By Molly A. Seltzer
Claire White, assistant professor of civil and environmental engineering and the Andlinger Center for Energy and the Environment, has received the 2019 Gustavo Colonnetti medal from the International Union of Laboratories and Experts in Construction Materials, Systems and Structures.
The Paris-based organization recognized White for her contributions to the development of sustainable construction materials, specifically low-CO2 formulations of concrete. In a statement announcing the award, the organization said White is being recognized for “uncovering and controlling the chemical mechanisms responsible for formation and long-term degradation of alternative cements.”
White’s sustainable cements group investigates alkali-activated materials, an alternative to standard Portland cement, one that requires heating materials at very high temperatures to create. The manufacture of alkali-activated materials produces much less CO2 than conventional cements, and White’s research has advanced the understanding of the chemistries and properties of the alkali-activated materials, including their durability and resistance to carbonation.
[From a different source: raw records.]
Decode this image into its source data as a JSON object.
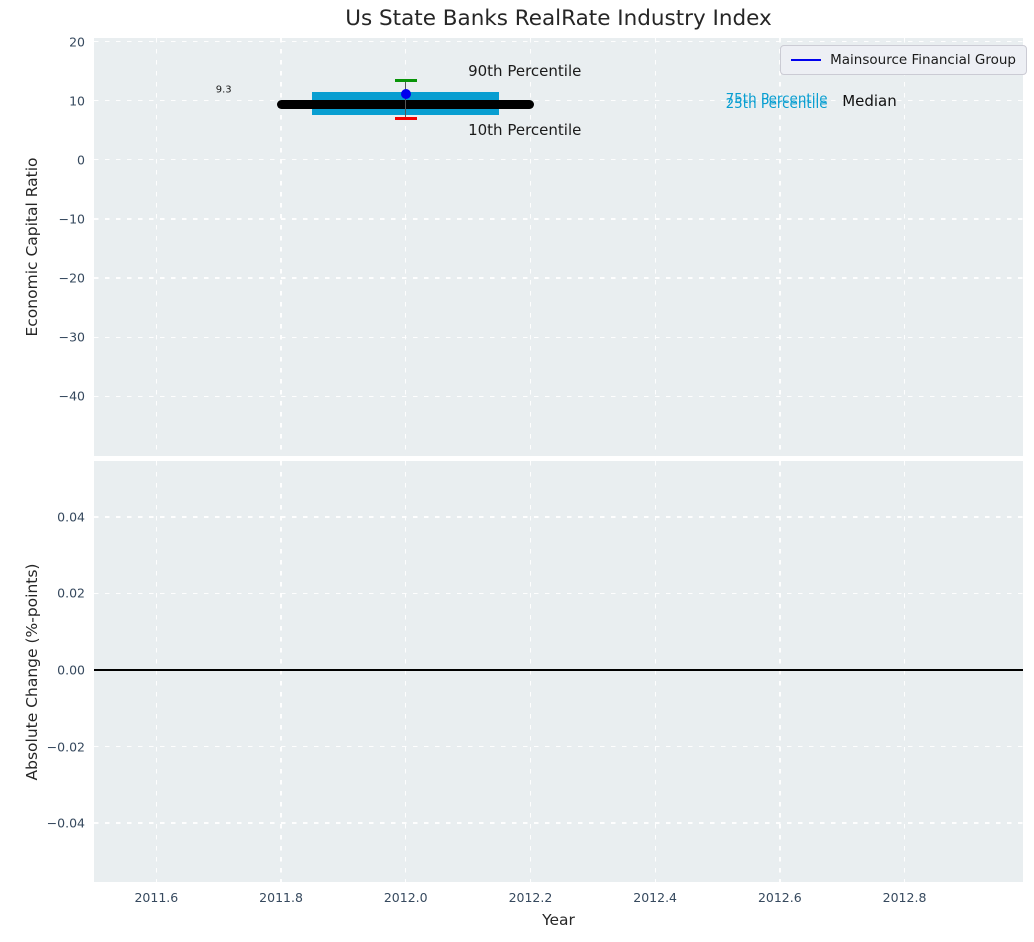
{
  "chart_data": [
    {
      "type": "box",
      "title": "Us State Banks RealRate Industry Index",
      "ylabel": "Economic Capital Ratio",
      "xlim": [
        2011.5,
        2012.99
      ],
      "ylim": [
        -50.1,
        20.6
      ],
      "grid": true,
      "xticks": {
        "values": [
          2011.6,
          2011.8,
          2012.0,
          2012.2,
          2012.4,
          2012.6,
          2012.8
        ],
        "labels": [
          "2011.6",
          "2011.8",
          "2012.0",
          "2012.2",
          "2012.4",
          "2012.6",
          "2012.8"
        ],
        "show_labels": false
      },
      "yticks": {
        "values": [
          20,
          10,
          0,
          -10,
          -20,
          -30,
          -40
        ],
        "labels": [
          "20",
          "10",
          "0",
          "−10",
          "−20",
          "−30",
          "−40"
        ]
      },
      "legend": {
        "label": "Mainsource Financial Group",
        "position": "upper right"
      },
      "series": {
        "name": "Mainsource Financial Group",
        "x": 2012.0,
        "median": 9.3,
        "p25": 7.5,
        "p75": 11.4,
        "p10": 6.9,
        "p90": 13.4,
        "company_value": 11.1,
        "box_x_start": 2011.85,
        "box_x_end": 2012.15,
        "median_x_start": 2011.8,
        "median_x_end": 2012.2,
        "cap_half_width": 0.018
      },
      "annotations": [
        {
          "text": "9.3",
          "x": 2011.708,
          "y": 11.8,
          "align": "center",
          "size": 10,
          "color": "#1a1a1a"
        },
        {
          "text": "90th Percentile",
          "x": 2012.1,
          "y": 15.0,
          "align": "left",
          "size": 15,
          "color": "#1a1a1a"
        },
        {
          "text": "10th Percentile",
          "x": 2012.1,
          "y": 5.0,
          "align": "left",
          "size": 15,
          "color": "#1a1a1a"
        },
        {
          "text": "75th Percentile",
          "x": 2012.513,
          "y": 10.3,
          "align": "left",
          "size": 13.5,
          "color": "#089ed1"
        },
        {
          "text": "25th Percentile",
          "x": 2012.513,
          "y": 9.5,
          "align": "left",
          "size": 13.5,
          "color": "#089ed1"
        },
        {
          "text": "Median",
          "x": 2012.7,
          "y": 9.9,
          "align": "left",
          "size": 15,
          "color": "#111111"
        }
      ],
      "colors": {
        "box": "#089ed1",
        "median": "#000000",
        "p90_cap": "#089408",
        "p10_cap": "#f40000",
        "marker": "#0000ee",
        "whisker": "#555555",
        "legend_line": "#0000ee"
      }
    },
    {
      "type": "line",
      "title": "",
      "ylabel": "Absolute Change (%-points)",
      "xlabel": "Year",
      "xlim": [
        2011.5,
        2012.99
      ],
      "ylim": [
        -0.0554,
        0.0546
      ],
      "grid": true,
      "xticks": {
        "values": [
          2011.6,
          2011.8,
          2012.0,
          2012.2,
          2012.4,
          2012.6,
          2012.8
        ],
        "labels": [
          "2011.6",
          "2011.8",
          "2012.0",
          "2012.2",
          "2012.4",
          "2012.6",
          "2012.8"
        ],
        "show_labels": true
      },
      "yticks": {
        "values": [
          0.04,
          0.02,
          0.0,
          -0.02,
          -0.04
        ],
        "labels": [
          "0.04",
          "0.02",
          "0.00",
          "−0.02",
          "−0.04"
        ]
      },
      "zero_line": 0.0,
      "series": []
    }
  ],
  "styles": {
    "plot_background": "#e9eef0",
    "grid_color": "#ffffff",
    "tick_color": "#36495e",
    "label_color": "#262626",
    "title_color": "#262626"
  }
}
Her group also studies amorphous carbonates and layered materials, and develops modeling tools, which can be used to reveal important structural information about the formation of certain materials and other characteristics which are difficult to measure experimentally.
The Colonnetti medal recognizes researchers under the age of 35 who have made outstanding scientific contributions to the field of construction materials and structure. White is scheduled to receive the award at the Second RILEM Spring Convention in Rovinj, Croatia on March 20. She will give a lecture entitled, “Uncovering and Optimizing the Chemical Mechanisms in Alkali-activated Materials and Related Engineering Systems.”
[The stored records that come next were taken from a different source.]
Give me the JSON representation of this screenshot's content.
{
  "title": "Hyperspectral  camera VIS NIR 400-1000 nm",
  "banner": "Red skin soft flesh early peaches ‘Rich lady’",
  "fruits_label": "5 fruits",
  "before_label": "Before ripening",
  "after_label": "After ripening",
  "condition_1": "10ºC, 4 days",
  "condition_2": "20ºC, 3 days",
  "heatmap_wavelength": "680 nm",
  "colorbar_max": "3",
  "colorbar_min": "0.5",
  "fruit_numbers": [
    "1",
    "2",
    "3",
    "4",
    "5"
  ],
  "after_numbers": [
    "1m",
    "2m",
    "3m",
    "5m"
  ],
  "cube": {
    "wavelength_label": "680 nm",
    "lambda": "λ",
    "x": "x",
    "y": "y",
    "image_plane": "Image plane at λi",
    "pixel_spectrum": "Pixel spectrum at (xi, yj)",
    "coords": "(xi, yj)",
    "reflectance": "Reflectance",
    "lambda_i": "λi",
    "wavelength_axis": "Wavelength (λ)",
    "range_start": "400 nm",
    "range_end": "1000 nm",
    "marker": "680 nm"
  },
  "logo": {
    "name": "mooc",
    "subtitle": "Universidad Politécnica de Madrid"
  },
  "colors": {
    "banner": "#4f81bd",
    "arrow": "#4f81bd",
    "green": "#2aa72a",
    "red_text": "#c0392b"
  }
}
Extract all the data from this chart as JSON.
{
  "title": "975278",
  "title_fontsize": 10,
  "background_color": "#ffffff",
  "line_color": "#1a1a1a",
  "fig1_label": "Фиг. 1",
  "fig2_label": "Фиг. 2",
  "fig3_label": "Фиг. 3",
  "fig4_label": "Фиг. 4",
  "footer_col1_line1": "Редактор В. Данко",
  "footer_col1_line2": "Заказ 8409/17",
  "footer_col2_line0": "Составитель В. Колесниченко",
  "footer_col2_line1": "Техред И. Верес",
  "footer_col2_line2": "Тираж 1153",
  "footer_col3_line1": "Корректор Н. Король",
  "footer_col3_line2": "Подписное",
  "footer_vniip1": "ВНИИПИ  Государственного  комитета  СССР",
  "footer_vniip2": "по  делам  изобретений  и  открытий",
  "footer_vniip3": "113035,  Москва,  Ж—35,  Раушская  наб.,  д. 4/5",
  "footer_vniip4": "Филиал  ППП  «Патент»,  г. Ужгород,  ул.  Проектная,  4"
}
In 2016 White was awarded a CAREER grant from the National Science Foundation. She has won other NSF awards for her cement research, as well as a teaching award from Princeton’s School of Engineering and Applied Science. White most recently received an award from Princeton E-ffiliates Partnership to explore the development of a new material that could be used to efficiently capture carbon at industrial plants. She received her doctorate from the University of Melbourne and worked as a postdoctoral researcher at Los Alamos National Laboratory before joining the Princeton faculty in 2013.